Friday, May 1, 2009
A memorial for Blanca Ocasio
by John Greenfield
On Thursday, September 11, over 150 relatives, friends and neighbors gathered in Logan Square to honor Blanca Ocasio, placing a “ghost bike” at Armitage and Kedzie where she was struck one year ago. Ocasio, a 19-year-old pharmacy student nicknamed “Chi-chi,” was pedaling eastbound on Armitage when a garbage truck overtook her and swung south onto Kedzie, trapping her underneath.
Six months later schoolteacher Amanda Annis, 24, was killed on her bike at the same location after a car ran a red. The advocacy group Logan Square Walks is lobbying for safety improvements at the intersection such as adding a red light camera, tightening curb radii and striping bike lanes; workers recently repainted the crosswalks and stop bars.
Ocasio’s family requested the memorial from Chicago Ghost Bikes, which has installed several other tributes to fallen cyclists. The crowd assembled at Palmer Square, two blocks north of the intersection, many wearing t-shirts with Ocasio’s image and messages like “Lost a friend but gained and angel,” and “R.I.P. Chi-chi girl.” Blanca’s father Ramon told them, “As she looks down from heaven at us I know that she’s smiling,” urging them to be careful when driving.

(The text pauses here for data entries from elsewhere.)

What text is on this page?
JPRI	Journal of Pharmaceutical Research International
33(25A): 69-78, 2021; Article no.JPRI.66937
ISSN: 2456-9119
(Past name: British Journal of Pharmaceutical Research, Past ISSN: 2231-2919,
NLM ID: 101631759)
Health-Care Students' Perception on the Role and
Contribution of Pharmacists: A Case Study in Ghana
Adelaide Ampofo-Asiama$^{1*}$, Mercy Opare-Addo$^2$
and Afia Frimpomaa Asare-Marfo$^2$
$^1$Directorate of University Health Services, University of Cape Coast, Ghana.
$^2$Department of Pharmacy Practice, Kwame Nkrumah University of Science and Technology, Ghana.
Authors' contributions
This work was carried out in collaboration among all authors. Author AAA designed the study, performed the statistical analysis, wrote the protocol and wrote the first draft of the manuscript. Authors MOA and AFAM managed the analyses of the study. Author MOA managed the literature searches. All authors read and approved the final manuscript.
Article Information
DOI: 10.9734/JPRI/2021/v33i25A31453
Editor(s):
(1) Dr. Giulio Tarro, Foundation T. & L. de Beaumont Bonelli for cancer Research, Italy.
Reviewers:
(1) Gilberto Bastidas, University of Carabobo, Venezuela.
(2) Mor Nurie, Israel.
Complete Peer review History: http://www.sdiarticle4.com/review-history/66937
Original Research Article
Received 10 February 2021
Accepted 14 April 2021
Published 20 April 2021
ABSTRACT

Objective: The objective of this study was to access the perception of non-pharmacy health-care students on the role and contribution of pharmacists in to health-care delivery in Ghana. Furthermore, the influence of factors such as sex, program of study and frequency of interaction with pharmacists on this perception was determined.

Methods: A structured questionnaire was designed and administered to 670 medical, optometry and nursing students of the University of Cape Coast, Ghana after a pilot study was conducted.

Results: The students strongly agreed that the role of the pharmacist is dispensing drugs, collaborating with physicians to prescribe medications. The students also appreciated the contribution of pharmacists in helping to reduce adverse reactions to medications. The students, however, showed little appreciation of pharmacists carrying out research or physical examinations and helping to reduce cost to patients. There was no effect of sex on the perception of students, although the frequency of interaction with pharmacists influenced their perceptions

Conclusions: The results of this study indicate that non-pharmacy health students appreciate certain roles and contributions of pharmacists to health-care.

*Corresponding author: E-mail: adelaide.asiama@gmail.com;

Her loved ones then walked with lit prayer candles to the crash site, followed by dozens of cyclists walking their vehicles. After the white bike was chained to a light pole, mourners added candles and flowers. Chicago Ghost Bikes’ Howard Kaplan hoped the event provides closure for Ocasio’s family, adding “They probably feel they’re a little less alone with their loss.”